I will also mostly ignore this piece, sent to me by one of my many friends who is trying to give ME a heart attack. On the one hand, I can sympathize with the author. My second book also received some critical attacks, and I began to feel desperate to the point of sending out embarassing emails. At the same time, those emails were never about keeping my book on the NY Times bestseller list. They were more about keeping my publisher from pulling the book off the shelves immediately. Besides, I'm constantly sending out embarassing emails. I actually am desperate for money and readers, all the time, and by some lunatic definitions, I'm successful. I guess one's perception of one's own failure is relative.

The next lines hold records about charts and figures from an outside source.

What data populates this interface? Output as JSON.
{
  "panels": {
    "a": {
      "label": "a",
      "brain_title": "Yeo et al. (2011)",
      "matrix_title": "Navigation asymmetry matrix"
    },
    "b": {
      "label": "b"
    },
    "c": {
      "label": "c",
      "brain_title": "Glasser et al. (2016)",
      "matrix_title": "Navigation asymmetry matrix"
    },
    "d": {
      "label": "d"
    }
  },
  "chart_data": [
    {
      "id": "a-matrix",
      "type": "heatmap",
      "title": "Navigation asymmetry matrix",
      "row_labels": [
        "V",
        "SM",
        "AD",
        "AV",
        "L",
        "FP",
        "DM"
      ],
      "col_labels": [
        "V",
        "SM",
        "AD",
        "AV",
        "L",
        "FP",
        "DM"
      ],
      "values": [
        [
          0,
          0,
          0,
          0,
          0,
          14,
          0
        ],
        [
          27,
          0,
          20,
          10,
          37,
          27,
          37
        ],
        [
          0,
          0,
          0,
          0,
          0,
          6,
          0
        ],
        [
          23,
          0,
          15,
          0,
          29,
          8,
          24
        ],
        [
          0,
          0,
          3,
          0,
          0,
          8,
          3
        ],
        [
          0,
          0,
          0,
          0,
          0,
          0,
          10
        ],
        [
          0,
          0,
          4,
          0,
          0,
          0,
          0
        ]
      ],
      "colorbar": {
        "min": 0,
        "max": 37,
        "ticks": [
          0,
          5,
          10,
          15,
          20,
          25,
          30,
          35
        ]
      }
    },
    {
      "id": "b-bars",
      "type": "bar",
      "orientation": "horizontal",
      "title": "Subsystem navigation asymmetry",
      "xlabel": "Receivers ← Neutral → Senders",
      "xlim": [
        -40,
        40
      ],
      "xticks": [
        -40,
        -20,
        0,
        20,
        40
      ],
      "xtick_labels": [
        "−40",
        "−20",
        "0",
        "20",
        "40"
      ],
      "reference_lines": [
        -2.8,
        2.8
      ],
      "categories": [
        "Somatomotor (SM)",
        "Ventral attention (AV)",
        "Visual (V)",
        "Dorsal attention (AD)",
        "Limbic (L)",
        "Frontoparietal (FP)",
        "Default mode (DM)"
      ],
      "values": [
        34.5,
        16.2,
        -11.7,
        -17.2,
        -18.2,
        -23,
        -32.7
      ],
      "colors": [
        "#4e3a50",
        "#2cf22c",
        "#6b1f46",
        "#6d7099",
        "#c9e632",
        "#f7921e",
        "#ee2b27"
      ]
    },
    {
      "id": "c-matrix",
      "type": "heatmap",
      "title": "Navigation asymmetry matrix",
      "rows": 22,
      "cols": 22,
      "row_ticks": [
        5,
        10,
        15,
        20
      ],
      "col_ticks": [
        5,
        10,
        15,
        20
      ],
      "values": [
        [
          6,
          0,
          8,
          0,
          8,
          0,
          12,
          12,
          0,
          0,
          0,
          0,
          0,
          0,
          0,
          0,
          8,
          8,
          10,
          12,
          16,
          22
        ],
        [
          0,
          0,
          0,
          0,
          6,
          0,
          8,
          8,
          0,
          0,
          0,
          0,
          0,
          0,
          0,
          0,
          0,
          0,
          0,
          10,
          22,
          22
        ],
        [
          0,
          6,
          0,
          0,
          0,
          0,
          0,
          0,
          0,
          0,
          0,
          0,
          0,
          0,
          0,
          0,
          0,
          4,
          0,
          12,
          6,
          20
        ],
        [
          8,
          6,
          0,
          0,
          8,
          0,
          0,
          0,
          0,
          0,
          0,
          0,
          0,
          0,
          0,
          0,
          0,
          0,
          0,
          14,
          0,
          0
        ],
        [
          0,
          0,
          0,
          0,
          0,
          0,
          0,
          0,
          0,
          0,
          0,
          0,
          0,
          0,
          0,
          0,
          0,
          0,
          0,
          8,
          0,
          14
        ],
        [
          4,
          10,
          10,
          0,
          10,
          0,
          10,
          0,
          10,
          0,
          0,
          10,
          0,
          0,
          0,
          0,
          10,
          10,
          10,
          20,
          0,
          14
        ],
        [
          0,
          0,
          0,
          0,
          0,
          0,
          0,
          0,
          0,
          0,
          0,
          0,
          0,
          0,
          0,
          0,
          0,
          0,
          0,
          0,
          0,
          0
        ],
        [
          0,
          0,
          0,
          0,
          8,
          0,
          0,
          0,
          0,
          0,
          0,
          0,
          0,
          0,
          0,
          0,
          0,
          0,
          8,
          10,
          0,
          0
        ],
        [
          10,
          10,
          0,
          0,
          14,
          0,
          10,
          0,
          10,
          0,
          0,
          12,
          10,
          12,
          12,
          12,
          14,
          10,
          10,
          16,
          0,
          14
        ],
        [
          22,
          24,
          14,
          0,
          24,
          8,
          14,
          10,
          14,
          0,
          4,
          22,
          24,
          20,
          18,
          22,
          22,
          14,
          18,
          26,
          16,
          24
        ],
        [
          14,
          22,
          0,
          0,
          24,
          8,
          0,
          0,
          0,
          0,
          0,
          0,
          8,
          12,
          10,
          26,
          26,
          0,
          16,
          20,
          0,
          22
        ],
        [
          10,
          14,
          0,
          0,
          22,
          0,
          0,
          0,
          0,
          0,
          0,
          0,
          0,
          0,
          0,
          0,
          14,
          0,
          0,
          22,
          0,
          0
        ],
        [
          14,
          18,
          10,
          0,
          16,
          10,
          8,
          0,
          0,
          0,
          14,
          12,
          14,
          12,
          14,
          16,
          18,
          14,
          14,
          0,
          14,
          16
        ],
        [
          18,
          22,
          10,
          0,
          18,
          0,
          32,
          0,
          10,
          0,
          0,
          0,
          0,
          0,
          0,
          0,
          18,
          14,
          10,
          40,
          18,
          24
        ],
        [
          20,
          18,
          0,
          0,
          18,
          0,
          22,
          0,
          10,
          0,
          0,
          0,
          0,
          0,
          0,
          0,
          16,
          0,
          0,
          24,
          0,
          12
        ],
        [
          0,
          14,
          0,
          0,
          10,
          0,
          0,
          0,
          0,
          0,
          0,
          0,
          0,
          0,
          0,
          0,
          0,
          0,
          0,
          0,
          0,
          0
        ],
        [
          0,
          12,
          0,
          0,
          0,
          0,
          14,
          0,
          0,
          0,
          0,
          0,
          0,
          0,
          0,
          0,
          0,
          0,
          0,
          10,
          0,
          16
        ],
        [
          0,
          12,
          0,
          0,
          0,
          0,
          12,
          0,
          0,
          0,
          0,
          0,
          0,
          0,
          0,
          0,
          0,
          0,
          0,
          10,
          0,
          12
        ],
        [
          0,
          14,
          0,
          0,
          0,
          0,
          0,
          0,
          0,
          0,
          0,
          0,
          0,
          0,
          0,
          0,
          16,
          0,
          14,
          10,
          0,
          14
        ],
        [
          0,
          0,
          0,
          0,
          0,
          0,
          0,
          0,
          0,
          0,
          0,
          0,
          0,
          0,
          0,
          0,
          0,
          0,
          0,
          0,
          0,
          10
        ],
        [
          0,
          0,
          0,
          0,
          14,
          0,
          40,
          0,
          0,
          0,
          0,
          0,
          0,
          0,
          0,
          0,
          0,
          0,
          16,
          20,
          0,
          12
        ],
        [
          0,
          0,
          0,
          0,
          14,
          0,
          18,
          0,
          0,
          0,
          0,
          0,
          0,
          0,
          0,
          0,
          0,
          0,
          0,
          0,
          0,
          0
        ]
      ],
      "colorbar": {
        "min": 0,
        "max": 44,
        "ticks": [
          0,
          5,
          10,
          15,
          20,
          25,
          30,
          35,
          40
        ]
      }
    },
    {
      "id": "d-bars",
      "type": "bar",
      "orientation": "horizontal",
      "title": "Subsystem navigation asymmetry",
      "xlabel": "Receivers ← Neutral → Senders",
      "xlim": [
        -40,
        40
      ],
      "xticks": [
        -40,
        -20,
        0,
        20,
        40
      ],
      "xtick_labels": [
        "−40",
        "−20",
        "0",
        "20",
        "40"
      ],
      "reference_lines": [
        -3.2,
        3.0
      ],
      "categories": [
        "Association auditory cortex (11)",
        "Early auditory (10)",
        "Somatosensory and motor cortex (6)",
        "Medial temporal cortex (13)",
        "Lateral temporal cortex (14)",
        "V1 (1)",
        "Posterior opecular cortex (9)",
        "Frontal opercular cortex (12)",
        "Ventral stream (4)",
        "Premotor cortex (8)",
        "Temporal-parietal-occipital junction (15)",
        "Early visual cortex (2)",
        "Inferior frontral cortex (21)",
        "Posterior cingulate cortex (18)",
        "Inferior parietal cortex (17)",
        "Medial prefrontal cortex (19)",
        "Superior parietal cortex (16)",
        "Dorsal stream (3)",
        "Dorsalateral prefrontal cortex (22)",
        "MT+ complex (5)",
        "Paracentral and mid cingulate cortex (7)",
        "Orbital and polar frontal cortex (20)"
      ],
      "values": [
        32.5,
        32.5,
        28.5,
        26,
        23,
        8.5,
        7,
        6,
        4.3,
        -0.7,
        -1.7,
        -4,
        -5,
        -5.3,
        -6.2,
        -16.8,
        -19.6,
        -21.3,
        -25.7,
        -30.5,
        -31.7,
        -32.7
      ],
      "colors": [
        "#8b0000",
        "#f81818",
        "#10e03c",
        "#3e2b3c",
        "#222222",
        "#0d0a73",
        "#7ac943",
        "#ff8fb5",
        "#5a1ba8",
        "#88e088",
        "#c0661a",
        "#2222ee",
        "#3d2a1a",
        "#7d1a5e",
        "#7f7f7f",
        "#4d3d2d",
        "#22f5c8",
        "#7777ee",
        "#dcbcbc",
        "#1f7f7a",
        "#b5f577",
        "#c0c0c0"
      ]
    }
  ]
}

But really, I intended to write here about an odd Civil War-era horror movie called Dead Birds. I saw this on the last night of the South By Southwest film festival, and enjoyed it as much as I enjoy any horror movie, but I also saw its flaws. On the way out of the theater, I said to my friend, "That movie's backstory makes The Ring look like an episode of Diffren't Strokes."

Then, a week later, I get an email from the movie's writer, who had heard about my comment and wanted to know if he could use the quote in publicity materials. Of course I said yes. But I also wondered, in what universe will that quote help publicize a movie? And I also wondered how in the hell does something like that happen? Someone recognized me and then called my quote into the people who'd made the movie? Why was that news? You know, it's not like I get any of the actual benefits of celebrity, other than the occasional free drugs. This, then, is my destiny: Providing out-of-contest blurbs for experimental straight-to-video horror movies. I am the Ed Wood of literature.